Montana Code Annotated 2017

TITLE 32. FINANCIAL INSTITUTIONS

CHAPTER 1. BANKS AND TRUST COMPANIES

Part 5. Dissolution, Closing, and Liquidation

Disposition Of Assets Remaining After Payment Of Claims

32-1-538. Disposition of assets remaining after payment of claims. (1) Except as provided in subsection (4), when the department has paid to each depositor and creditor of the bank whose claims have been approved and allowed as provided in this chapter the amount due on them or made satisfactory adjustment of them and has made provisions for unclaimed and unpaid deposits and disputed claims and deposits and has paid all the expenses of liquidation, it shall file a report of its administration of the trust with the clerk of the district court of the county in which the bank is located. If there are remaining assets on hand, the department may apply to the judge of that court for an order authorizing it to surrender the remaining assets, together with all the stationery, correspondence, books, and records kept by the bank while it was a going concern, to the directors of the bank in office at the time of closing it, as trustees for stockholders, or to some other person, if any, designated as trustee by a majority of the stockholders. The report and petition must be set for hearing upon notice that the court may direct. Upon hearing and approval of the report and account and the surrender of the assets as directed, the department is discharged from all further liability or responsibility in connection with the assets and affairs of the bank.

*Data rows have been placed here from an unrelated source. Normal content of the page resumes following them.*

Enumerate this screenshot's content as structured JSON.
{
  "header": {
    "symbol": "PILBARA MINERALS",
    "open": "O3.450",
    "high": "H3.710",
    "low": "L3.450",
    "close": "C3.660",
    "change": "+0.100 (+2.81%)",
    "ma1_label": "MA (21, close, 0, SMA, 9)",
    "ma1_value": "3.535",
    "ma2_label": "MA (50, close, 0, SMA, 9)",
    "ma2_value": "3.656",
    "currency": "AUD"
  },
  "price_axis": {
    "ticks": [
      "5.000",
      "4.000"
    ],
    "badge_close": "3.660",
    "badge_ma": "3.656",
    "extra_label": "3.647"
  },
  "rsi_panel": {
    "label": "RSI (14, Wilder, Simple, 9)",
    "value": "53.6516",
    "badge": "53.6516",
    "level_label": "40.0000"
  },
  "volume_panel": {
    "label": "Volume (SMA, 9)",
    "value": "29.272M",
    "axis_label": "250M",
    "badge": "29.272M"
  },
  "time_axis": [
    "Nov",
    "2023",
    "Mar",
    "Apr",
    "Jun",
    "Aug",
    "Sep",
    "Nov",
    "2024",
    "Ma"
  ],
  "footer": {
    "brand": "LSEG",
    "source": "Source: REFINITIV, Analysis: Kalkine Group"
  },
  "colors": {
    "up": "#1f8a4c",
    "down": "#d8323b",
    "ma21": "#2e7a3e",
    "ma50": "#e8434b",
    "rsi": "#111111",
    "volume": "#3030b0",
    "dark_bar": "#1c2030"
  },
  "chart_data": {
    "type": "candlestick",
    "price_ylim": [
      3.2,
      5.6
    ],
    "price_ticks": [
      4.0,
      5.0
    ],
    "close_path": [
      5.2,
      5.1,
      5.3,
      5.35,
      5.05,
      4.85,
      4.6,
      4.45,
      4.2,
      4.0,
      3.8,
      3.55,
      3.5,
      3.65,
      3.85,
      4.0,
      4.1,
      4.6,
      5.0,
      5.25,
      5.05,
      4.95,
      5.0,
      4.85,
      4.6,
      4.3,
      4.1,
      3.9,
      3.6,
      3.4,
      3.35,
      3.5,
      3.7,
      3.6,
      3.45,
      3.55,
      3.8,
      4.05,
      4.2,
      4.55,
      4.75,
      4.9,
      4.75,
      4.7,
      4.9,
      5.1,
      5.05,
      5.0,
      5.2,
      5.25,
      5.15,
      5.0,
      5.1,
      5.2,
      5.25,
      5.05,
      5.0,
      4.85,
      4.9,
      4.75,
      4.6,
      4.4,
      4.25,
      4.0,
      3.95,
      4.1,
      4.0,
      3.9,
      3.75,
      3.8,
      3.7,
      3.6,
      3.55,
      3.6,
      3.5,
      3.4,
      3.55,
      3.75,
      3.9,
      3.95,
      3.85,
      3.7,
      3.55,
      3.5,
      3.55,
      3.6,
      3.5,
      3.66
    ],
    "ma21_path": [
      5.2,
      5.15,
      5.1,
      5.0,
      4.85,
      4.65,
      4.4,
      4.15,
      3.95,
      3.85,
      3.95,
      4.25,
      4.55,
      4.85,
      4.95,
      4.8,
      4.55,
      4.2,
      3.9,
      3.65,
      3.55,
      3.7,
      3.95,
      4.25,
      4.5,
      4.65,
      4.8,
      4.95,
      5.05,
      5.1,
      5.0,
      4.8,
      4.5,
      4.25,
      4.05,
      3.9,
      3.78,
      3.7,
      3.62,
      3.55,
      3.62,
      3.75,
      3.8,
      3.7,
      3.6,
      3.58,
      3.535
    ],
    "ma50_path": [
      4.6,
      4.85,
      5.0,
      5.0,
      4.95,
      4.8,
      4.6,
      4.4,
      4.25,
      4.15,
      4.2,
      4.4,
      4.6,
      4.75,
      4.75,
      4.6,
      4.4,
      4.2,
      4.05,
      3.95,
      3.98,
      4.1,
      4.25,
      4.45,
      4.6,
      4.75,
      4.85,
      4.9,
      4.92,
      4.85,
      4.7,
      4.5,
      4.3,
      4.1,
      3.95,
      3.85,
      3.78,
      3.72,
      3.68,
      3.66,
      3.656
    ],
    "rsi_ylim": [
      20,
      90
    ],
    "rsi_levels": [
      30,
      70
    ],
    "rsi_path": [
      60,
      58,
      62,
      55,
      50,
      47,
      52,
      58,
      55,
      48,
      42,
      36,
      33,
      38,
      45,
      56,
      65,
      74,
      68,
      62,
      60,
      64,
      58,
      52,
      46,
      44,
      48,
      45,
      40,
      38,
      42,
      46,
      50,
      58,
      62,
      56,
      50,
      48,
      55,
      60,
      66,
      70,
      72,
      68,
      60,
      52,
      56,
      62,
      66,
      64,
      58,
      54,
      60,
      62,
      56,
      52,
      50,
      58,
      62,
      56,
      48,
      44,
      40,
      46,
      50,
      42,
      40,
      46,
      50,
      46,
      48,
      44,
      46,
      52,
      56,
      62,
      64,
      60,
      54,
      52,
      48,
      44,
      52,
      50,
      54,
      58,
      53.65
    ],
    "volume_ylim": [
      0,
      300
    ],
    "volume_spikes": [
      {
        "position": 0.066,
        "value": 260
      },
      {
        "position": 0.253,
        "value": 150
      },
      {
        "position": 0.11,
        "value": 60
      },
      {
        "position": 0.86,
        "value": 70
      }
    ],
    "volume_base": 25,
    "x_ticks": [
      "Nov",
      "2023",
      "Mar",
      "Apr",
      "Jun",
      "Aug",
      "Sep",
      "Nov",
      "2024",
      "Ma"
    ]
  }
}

The court may, if requested, require the trustees to give bond in an amount the court may fix, conditioned for the faithful performance of their duties. The trustee or trustees shall complete the liquidation of any remaining assets and may sell and dispose of real and personal property as rapidly as possible and shall distribute the proceeds among the stockholders as their rights may appear or dispose of the proceeds in some other manner as the stockholders by majority action direct. The court may upon request of a majority of the stockholders order the department to close up the trust as provided in subsection (2).

(2) If the assets of the bank are insufficient for making payments in full to the depositors and creditors of the bank, then, when the department has liquidated all available assets and disbursed them as provided by law, the department shall file a final report of its liquidation of the bank with the clerk of court of the county in which the bank is located. Upon notice that the court may order, the report must be set for hearing before the court and, if found correct and all funds accounted for, the court shall approve it. The department may at the same time and in the report make application to the district court of the county in which the bank is located for an order directing the closing of the trust, and upon entry of the order closing the trust, the department is discharged from all further liability or responsibility in connection with the assets and affairs of the bank. The charter of the bank must be forfeited and all the stationery, correspondence, books, and records kept by the bank while it was a going concern and considered by the department to be of no value may be destroyed. However, correspondence or records may not be destroyed until 10 years after the date the bank ceased to be a going concern.

(3) On application for orders as provided in this section, the bank must be made a party by notice issued on order of the court or judge and served in a manner the court directs and applications authorized by this section may be heard at any time upon not less than 5 days' posted or served notice of the hearing.

(4) If the federal deposit insurance corporation is appointed as the liquidating agent, the reporting and district court approval requirements of subsections (1) through (3) do not apply.

History: En. Sec. 138, Ch. 89, L. 1927; amd. Sec. 1, Ch. 78, L. 1935; re-en. Sec. 6014.148, R.C.M. 1935; amd. Sec. 60, Ch. 431, L. 1975; R.C.M. 1947, 5-1118; amd. Sec. 44, Ch. 395, L. 1993.